You know that you want a good credit score so you can get better terms for any loans or lines of credit. In most cases, the highest credit score is 850 (more on this in a moment), but reaching that “perfect” score isn’t essential or even all that common. Even so, that doesn’t mean you shouldn’t strive for your scores to be the best they can possibly be.
An impeccable payment history, low balances and a well-established track record all work to boost your likelihood of reaching a high credit score. However, before you can get there, it’s important to understand more about the highest score, what determines your score, and how to improve your numbers.
What Is the Highest Credit Score Possible?
There is more than just one credit score and, as we mentioned, 850 is typically the highest score. But there are some exceptions based on which type of score a lender is reviewing.
Lenders have access to several types of scores, each of which has its own range. So, what is the highest credit score you can get? The answer depends on the scoring model that the lender uses. Typically, 850 is the highest, although some VantageScores go as high as 990. The ranges of the most popular scoring types are as follows:
- FICO: 300–850
- Vantage 3.0: 300–850
- Vantage 1.0 and 2.0: 501–990
- Experian PLUS: 330–830
- TransUnion: 300–850
- Equifax: 280–850
Factors That Determine Your Credit Score
Beyond knowing the highest score, it’s important to understand how credit bureaus calculate your scores — these components are what you can address in your own financial behaviors to improve your scores. In general, no matter which scoring model lenders use, they include an assessment of five major factors.
- Payment History: This is one of the most important of the five categories because it typically accounts for 35% of your score. It represents whether or not you have a good habit of making your loan or credit payments on time.
- Credit Utilization: The second-most important factor that accounts for 30% of your score is the amount you currently owe in relation to how much credit you have. Experts recommend keeping your debt at 30%, ideally 10% of your overall credit limit.
- Length of Credit History: How long you’ve managed credit is one of the components of your scores (making up 15% of the score). This is one of the factors you can’t really do anything (other than let time pass) with — However, it is an important element to remember if you’re thinking about closing a credit card, as doing so could damage your credit history.
- Credit Mix: This accounts for 10% of your score and includes the spectrum of retail accounts, loans, mortgages and credit cards you may have.
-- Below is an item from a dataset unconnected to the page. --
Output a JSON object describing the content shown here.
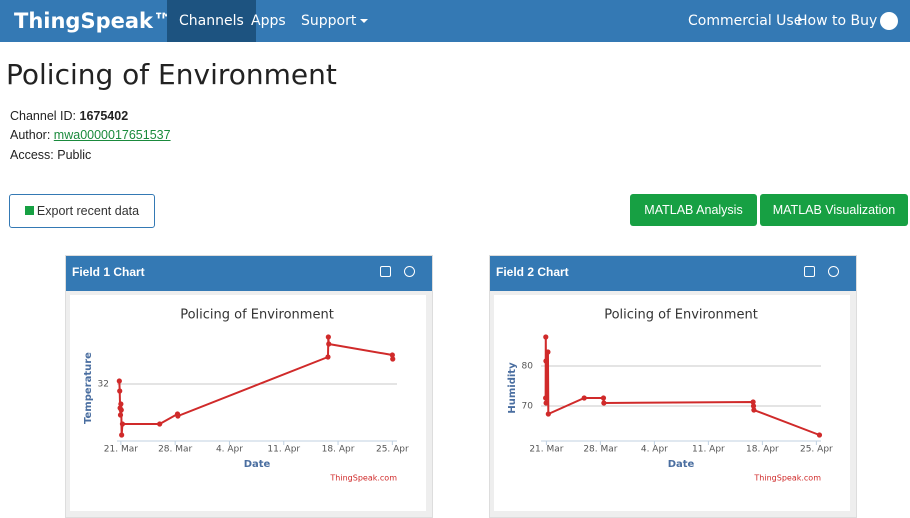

This is considered because it tells lenders how you manage different types of accounts. (Note: Just because this is considered does not mean you should open other types of accounts just to add variancy to your credit profile.)
- Credit Inquiries: Any time your credit is reviewed, like when you apply for a new credit card or a loan, a hard inquiry is placed on your credit. Doing this too often in a short timeframe can make you appear like a risk to lenders. This accounts for 10% of your scores. (Remember: Checking your own credit is seen as a “soft” inquiry and won’t harm your scores.)
How to Get the Best Credit Score
Now you know what components of your financial behaviors are impacting your potential of reaching the perfect score. Breaking down the items above, here are some things to consider to make sure you’re on the right track to build the best credit scores you can.
- Pay your bills on time
- Maintain a good credit utilization ratio
- Limit the number of hard inquiries you make on your credit
- Consider keeping your accounts open, even after you pay them off
- Remedy any mistakes you find on your credit reports, as these errors could be bringing down your scores
As noted by the Federal Trade Commission, the Fair Credit Reporting Act (FCRA) requires each of the three main credit bureaus (TransUnion, Equifax, and Experian) to give you a free copy of your credit reports every 12 months. You can get these by visiting AnnualCreditReport.com. You’ll want to get and review copies of each, as the information likely won’t be identical on all three, as not every place will report to all three bureaus. Reviewing your credit report regularly allows you to gauge where you stand and create a plan for improving your score on a go-forth basis. As you work to improve your scores, you can monitor your progress by viewing two of your credit scores for free, updated every 14 days, on Credit.com.
Now that you know the highest credit score, the question becomes whether or not you can reach it, or if you even need to. The highest credit score is typically next to impossible to reach and maintain, as it often is paired with exceptionally high credit limits with zero carried balances and no negative marks on your credit report. However, according to an Experian report, scores between 740 and 799 can still help you qualify for lower interest rates and puts you above the average U.S. consumer’s score.